Reportagem

BH na vida  e na obra 

Referência - Berço de grandes escritores, BH influenciou e está inserida nos escritos de todos eles

PUBLICADO EM 26/09/15 - 03h00

Artistas são mortais. Sua obra, no entanto, permanece. E uma espécie de elo desse par são os lugares em que viveram, locais por onde passaram, espaços em que moraram. Estes locais, ainda que se transformem ao longo do tempo, conservam rastros, vestígios, evidências de quem foram aquelas pessoas, ao mesmo tempo em que são (ou foram) matéria-prima para a expressão de sua linguagem.

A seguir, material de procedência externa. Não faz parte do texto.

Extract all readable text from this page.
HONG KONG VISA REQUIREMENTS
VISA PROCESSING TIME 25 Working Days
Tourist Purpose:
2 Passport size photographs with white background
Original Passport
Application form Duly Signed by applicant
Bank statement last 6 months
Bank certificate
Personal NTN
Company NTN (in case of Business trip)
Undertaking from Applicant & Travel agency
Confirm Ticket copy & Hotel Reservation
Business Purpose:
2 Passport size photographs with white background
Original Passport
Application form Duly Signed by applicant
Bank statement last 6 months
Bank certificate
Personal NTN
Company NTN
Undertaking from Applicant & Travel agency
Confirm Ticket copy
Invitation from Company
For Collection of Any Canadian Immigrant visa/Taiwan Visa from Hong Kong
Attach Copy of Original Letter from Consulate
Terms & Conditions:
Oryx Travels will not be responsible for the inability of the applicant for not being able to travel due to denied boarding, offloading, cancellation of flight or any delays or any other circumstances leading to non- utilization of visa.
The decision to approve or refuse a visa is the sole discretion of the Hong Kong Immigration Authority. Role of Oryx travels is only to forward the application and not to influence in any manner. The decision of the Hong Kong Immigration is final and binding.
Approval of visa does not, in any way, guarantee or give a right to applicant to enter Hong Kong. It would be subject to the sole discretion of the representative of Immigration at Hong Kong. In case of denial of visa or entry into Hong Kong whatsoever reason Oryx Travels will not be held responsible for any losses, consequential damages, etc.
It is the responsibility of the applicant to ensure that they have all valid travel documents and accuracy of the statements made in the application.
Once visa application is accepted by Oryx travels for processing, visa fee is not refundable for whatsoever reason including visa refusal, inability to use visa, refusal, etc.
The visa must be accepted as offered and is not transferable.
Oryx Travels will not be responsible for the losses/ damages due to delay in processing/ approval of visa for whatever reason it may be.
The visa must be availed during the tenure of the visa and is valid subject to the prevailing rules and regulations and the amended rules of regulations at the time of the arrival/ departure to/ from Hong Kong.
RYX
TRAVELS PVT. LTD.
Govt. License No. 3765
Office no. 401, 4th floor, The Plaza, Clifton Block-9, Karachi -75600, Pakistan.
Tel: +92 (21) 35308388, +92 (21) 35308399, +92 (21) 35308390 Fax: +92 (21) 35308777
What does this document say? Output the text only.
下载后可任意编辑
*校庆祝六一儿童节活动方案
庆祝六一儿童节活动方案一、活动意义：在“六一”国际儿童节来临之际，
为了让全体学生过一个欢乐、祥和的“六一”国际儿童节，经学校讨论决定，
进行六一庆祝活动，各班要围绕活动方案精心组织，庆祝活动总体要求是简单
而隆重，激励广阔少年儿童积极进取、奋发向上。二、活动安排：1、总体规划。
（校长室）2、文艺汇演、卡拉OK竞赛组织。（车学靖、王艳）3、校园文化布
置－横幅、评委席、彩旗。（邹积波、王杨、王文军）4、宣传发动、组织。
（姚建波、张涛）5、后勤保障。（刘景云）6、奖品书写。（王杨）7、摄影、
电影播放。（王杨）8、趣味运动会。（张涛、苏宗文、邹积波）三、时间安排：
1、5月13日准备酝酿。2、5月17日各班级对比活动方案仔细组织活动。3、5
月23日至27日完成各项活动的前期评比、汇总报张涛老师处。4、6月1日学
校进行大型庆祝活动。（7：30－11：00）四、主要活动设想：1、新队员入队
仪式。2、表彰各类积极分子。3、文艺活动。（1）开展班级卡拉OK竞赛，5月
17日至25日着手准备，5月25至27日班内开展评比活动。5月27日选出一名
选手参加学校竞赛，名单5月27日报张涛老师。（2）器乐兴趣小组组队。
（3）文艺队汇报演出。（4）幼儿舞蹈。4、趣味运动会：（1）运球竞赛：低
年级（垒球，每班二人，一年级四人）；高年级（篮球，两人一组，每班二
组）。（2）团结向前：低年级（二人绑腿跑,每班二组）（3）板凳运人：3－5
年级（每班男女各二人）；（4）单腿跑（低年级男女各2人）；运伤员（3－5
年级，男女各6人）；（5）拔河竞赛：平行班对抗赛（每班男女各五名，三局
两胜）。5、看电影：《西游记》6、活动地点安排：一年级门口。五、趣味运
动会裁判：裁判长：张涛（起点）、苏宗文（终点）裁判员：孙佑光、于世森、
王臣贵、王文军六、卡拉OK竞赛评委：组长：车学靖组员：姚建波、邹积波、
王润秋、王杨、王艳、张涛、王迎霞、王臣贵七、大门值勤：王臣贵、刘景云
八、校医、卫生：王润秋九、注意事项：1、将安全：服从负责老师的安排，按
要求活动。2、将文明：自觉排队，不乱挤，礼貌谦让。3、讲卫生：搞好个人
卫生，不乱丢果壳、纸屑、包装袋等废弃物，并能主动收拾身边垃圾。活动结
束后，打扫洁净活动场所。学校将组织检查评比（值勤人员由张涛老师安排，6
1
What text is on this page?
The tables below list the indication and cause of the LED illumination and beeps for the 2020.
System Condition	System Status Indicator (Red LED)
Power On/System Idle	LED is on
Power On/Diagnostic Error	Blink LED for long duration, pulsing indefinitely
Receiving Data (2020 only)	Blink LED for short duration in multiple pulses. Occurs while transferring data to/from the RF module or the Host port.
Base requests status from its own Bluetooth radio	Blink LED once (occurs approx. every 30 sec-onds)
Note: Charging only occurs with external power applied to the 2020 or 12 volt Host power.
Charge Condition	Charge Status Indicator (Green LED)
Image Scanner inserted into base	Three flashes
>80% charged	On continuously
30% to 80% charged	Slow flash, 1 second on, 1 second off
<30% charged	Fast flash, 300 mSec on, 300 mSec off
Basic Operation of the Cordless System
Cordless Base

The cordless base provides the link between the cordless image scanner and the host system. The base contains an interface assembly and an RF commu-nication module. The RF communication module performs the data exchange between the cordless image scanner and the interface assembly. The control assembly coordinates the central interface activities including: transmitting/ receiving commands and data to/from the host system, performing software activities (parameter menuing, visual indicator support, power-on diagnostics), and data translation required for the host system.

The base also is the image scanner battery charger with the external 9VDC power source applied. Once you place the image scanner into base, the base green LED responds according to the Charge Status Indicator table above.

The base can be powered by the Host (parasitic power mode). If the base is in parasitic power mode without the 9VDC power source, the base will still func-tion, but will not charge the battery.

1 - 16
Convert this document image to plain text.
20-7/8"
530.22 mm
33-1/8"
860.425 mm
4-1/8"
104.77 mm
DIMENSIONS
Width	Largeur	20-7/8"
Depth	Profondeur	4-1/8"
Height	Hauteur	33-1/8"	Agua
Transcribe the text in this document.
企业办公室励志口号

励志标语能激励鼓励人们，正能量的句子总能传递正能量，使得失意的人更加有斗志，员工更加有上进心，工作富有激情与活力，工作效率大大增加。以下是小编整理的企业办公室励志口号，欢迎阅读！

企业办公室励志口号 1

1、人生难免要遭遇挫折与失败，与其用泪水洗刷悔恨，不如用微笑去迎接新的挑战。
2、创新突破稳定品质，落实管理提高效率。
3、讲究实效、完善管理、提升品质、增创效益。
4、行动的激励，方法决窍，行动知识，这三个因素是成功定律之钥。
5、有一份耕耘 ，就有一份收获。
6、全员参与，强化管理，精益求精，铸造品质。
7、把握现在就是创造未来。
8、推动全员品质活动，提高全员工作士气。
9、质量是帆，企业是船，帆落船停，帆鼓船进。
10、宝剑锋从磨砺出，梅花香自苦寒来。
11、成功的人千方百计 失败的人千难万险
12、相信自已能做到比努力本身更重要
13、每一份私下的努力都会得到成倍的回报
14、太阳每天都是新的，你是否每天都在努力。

Nesse sentido, Belo Horizonte tem papel fundamental na literatura brasileira. A cidade é berço de grandes escritores da língua portuguesa, como Carlos Drummond de Andrade (1902-1987), Pedro Nava (1903-1984), Henriqueta Lisboa (1901-1985), Cyro dos Anjos (1906-1994), Fernando Sabino (1923-2004) e tantos outros que, ainda que não tenham efetivamente nascido na capital, passaram anos cruciais de sua formação aqui.
 
Drummond, por exemplo, viveu em BH entre 1919 e 1934. “Foi aí que tudo aconteceu. Ele conheceu sua mulher, os amigos com quem manteve contato pelo resto da vida, participou do grupo que fundou ‘A Revista’ (publicação de afirmação do modernismo em Minas), teve dois filhos (o primeiro faleceu pouco depois do parto). Saiu com pouco mais de 30 anos”, diz o escritor mineiro Humberto Werneck, 70, que embora deixado Belo Horizonte há 45 anos, também passou a juventude aqui. “É diferente passar 15 anos em um lugar na idade que tenho hoje e fazê-lo no início da vida. Quando se é jovem, as coisas ficam impregnadas de uma outra maneira”.
 
A forma como Belo Horizonte impregnou esses escritores – desde os modernistas até os mais contemporâneos – e como isso se reflete em sua literatura é o fio condutor do livro “Uma Cidade se Inventa – Belo Horizonte na Visão de seus Escritores”, do escritor e jornalista Fabrício Marques, que será lançado neste sábado (26). “É um conjunto de várias pequenas biografias que trazem o que esses autores pensam sobre a cidade, somando um amplo painel de significados que ela assume sob a ótica deles”, diz Fabrício.
 
O livro é também, segundo o autor, uma forma de chamar a atenção para a importância de determinados lugares e para o fato de que precisam ser preservados. “Se não há o reconhecimento do que representam esses espaços, eles podem acabar destruídos e, assim, se tornam tão mortais quanto nós”, adverte.
 
Ressignificação
Por outro lado, mesmo que deixem de existir, a própria dinâmica da vida urbana pode ressignificá-los, mantendo sua relevância. Como aconteceu com o edifício na esquina da rua da Bahia com avenida Augusto de Lima. Ali funcionava o Grande Hotel, cujo restaurante chegou a ser retratado no poema “Noturno de Belo Horizonte”, de Mário de Andrade, que lá se hospedou e se aproximou de Carlos Drummond de Andrade, Pedro Nava e Emílio Moura (1902-1971). Demolido em 1957, deu lugar ao Edifício Arcangelo Maletta, inaugurado em 1961, que com seus bares, restaurantes e inferninhos se transformou em núcleo da boemia na cidade. Foi lá, inclusive, no bar Lua Nova, que outra geração, formada por Murilo Rubião (1916-1991), Jefferson de Andrade (1947-2013), Roberto Drummond (1933-2002), Luiz Fernando Emediato e Fábio Lucas conceberam o “Manifesto Contra a Censura”, assinado em 25 de janeiro de 1977.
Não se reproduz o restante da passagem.